Now, it’s true that Long was one of the best players at his position for three years with Miami before injuries diminished him. He was allowed to leave for St. Louis after last season.

Long, drafted during the Bill Parcells regime, represented an old-school approach to the game – an emphasis on a big-bodied lineman – rather than a decision to get in on its sleek modernization now so much in vogue and led by a group of talented young quarterbacks.

“It’s like a broken record,” Miami defensive end Cam Wake said. “If you play a real good team in the NFL, you’re probably going to be playing against a real good quarterback. It was Luck and Indianapolis last week. It’ll be Brees and New Orleans after this and then Flacco and Baltimore after that.

“Ryan and Atlanta are in that group.”

Ryan has started 79 games, and played in 80. The Falcons are 57-23 when he plays. He has a 131:61 touchdowns-to-interceptions ratio. He set single-season franchise records last year for passing yards (4,719), completions (422) and touchdown passes (32).

All that began in the wake of Atlanta’s tumultuous 2007 season lowlighted by quarterback Michael Vick’s jail sentence on dogfighting charges and Bobby Petrino quitting as head coach.
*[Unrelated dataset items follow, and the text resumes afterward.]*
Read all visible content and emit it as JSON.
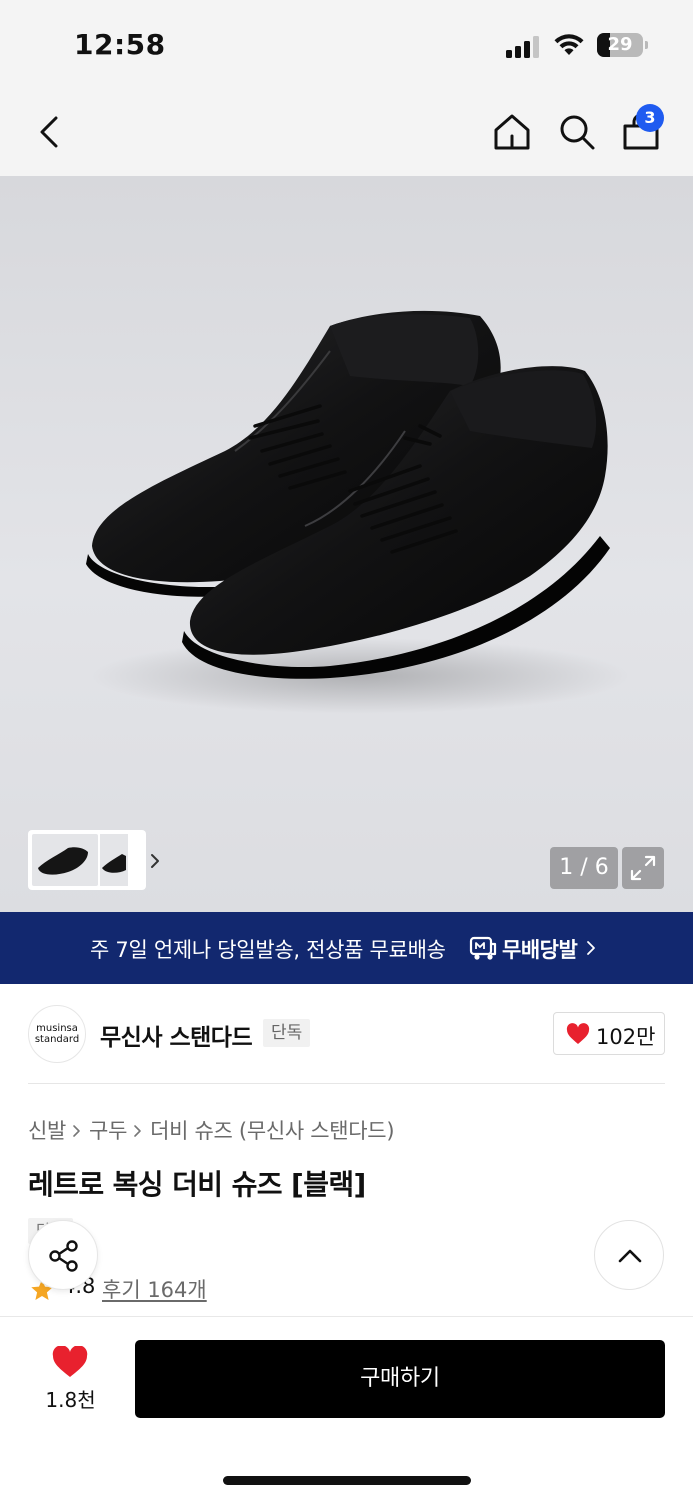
{
  "status_bar": {
    "time": "12:58",
    "battery_level": "29",
    "icons": [
      "cellular-signal-icon",
      "wifi-icon",
      "battery-icon"
    ]
  },
  "header": {
    "icons": [
      "back-chevron-icon",
      "home-icon",
      "search-icon",
      "cart-icon"
    ],
    "cart_badge": "3"
  },
  "gallery": {
    "current_page": "1",
    "total_pages": "6",
    "counter": "1 / 6",
    "icons": [
      "expand-icon",
      "chevron-right-icon"
    ]
  },
  "promo_banner": {
    "text": "주 7일 언제나 당일발송, 전상품 무료배송",
    "brand": "무배당발",
    "background": "#12286f"
  },
  "brand": {
    "logo_line1": "musinsa",
    "logo_line2": "standard",
    "name": "무신사 스탠다드",
    "tag": "단독",
    "like_count": "102만"
  },
  "product": {
    "breadcrumb": [
      "신발",
      "구두",
      "더비 슈즈 (무신사 스탠다드)"
    ],
    "title": "레트로 복싱 더비 슈즈 [블랙]",
    "tag": "단독",
    "rating": "4.8",
    "reviews": "후기 164개"
  },
  "bottom_bar": {
    "wish_count": "1.8천",
    "buy_label": "구매하기",
    "heart_color": "#e8212e"
  },
  "colors": {
    "accent_blue": "#1f5bf0",
    "star": "#f5a623"
  }
}
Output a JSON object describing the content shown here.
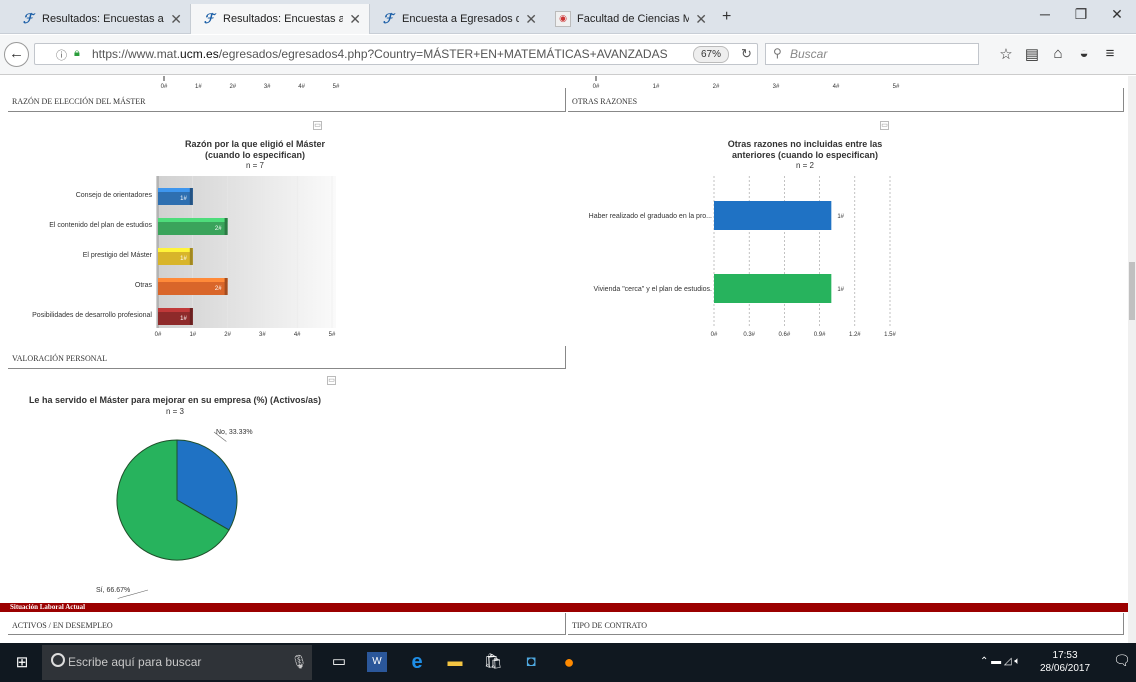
{
  "browser": {
    "tabs": [
      {
        "label": "Resultados: Encuestas a egre",
        "icon": "ucm-icon",
        "active": false
      },
      {
        "label": "Resultados: Encuestas a egre",
        "icon": "ucm-icon",
        "active": true
      },
      {
        "label": "Encuesta a Egresados de la F",
        "icon": "ucm-icon",
        "active": false
      },
      {
        "label": "Facultad de Ciencias Matem",
        "icon": "faculty-icon",
        "active": false
      }
    ],
    "new_tab": "+",
    "url_prefix": "https://www.mat.",
    "url_domain": "ucm.es",
    "url_path": "/egresados/egresados4.php?Country=MÁSTER+EN+MATEMÁTICAS+AVANZADAS",
    "zoom": "67%",
    "search_placeholder": "Buscar"
  },
  "sections": {
    "razon": "RAZÓN DE ELECCIÓN DEL MÁSTER",
    "otras": "OTRAS RAZONES",
    "valoracion": "VALORACIÓN PERSONAL",
    "situacion": "Situación Laboral Actual",
    "activos": "ACTIVOS / EN DESEMPLEO",
    "contrato": "TIPO DE CONTRATO"
  },
  "top_axis_ticks": [
    "0#",
    "1#",
    "2#",
    "3#",
    "4#",
    "5#"
  ],
  "chart1_title": "Razón por la que eligió el Máster",
  "chart1_title2": "(cuando lo especifican)",
  "chart1_n": "n = 7",
  "chart2_title": "Otras razones no incluidas entre las",
  "chart2_title2": "anteriores (cuando lo especifican)",
  "chart2_n": "n = 2",
  "chart3_title": "Le ha servido el Máster para mejorar en su empresa (%) (Activos/as)",
  "chart3_n": "n = 3",
  "chart_data": [
    {
      "type": "bar",
      "orientation": "horizontal",
      "title": "Razón por la que eligió el Máster (cuando lo especifican)",
      "subtitle": "n = 7",
      "categories": [
        "Consejo de orientadores",
        "El contenido del plan de estudios",
        "El prestigio del Máster",
        "Otras",
        "Posibilidades de desarrollo profesional"
      ],
      "values": [
        1,
        2,
        1,
        2,
        1
      ],
      "data_labels": [
        "1#",
        "2#",
        "1#",
        "2#",
        "1#"
      ],
      "colors": [
        "#2e6fb0",
        "#3aa35b",
        "#d8b52a",
        "#d9662a",
        "#8e2a2a"
      ],
      "xticks": [
        "0#",
        "1#",
        "2#",
        "3#",
        "4#",
        "5#"
      ],
      "xlim": [
        0,
        5
      ]
    },
    {
      "type": "bar",
      "orientation": "horizontal",
      "title": "Otras razones no incluidas entre las anteriores (cuando lo especifican)",
      "subtitle": "n = 2",
      "categories": [
        "Haber realizado el graduado en la pro...",
        "Vivienda \"cerca\" y el plan de estudios."
      ],
      "values": [
        1,
        1
      ],
      "data_labels": [
        "1#",
        "1#"
      ],
      "colors": [
        "#1f72c4",
        "#27b35d"
      ],
      "xticks": [
        "0#",
        "0.3#",
        "0.6#",
        "0.9#",
        "1.2#",
        "1.5#"
      ],
      "xlim": [
        0,
        1.5
      ]
    },
    {
      "type": "pie",
      "title": "Le ha servido el Máster para mejorar en su empresa (%) (Activos/as)",
      "subtitle": "n = 3",
      "categories": [
        "No",
        "Sí"
      ],
      "values": [
        33.33,
        66.67
      ],
      "labels": [
        "No, 33.33%",
        "Sí, 66.67%"
      ],
      "colors": [
        "#1f72c4",
        "#27b35d"
      ]
    }
  ],
  "taskbar": {
    "search_placeholder": "Escribe aquí para buscar",
    "time": "17:53",
    "date": "28/06/2017"
  }
}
“Matt, since Day One, has been an elite quarterback in this league,” Atlanta coach Mike Smith said. “His first throw as a rookie was a 60-plus-yard touchdown. He has an understanding of the game that doesn’t surprise me a bit. When we were doing our due diligence on Matt way back, you could see that at Boston College … his ability to play in pressure situations.”

The Dolphins, meanwhile, have used four primary starters at quarterback – Chad Pennington, Chad Henne, Matt Moore and Tannehill – since Ryan took over in Atlanta.

“Matt’s a great player,” Tannehill said. “He’s led his team to a lot of wins. That’s the biggest thing. As a quarterback, that’s what you’re judged on.”

Ryan, in fact, has led the Falcons to five winning records in five years accompanied by four playoff berths, including a four-point loss to San Francisco in the past NFC Championship Game. He recently signed a contract extension worth $103 million.

Atlanta, in other words, seems set at quarterback for the foreseeable future.

Miami hopes it is, finally. The Dolphins have come a long way since they decided that Henne, a second-round pick in 2008, would be their long-term solution.

But the Dolphins could have been ahead of the quarterback trend had they taken Ryan rather than Long when they had the chance to do so.

Baltimore chose Flacco in that 2008 first round. Other notable first-round QB picks since that time include Matt Stafford (Detroit) in 2009, Sam Bradford (St. Louis) in 2010 and Cam Newton (Carolina) in 2011 before Luck and Robert Griffin III (Washington) went ahead of Tannehill last year.

And that’s without even mentioning second-round pick Colin Kaepernick (San Francisco, 2011) and third-rounder Russell Wilson (Seattle, 2012).

The Dolphins could have been – should have been – on the cutting edge of that wave with Ryan.

Instead, they’re hoping they’re on the way to catching up at last. They’re hoping a mistake of the past is erased.

Think of it as a journey best described by one of those “Wheel of Fortune” combined-name puzzles: Matt Ryan Tannehill.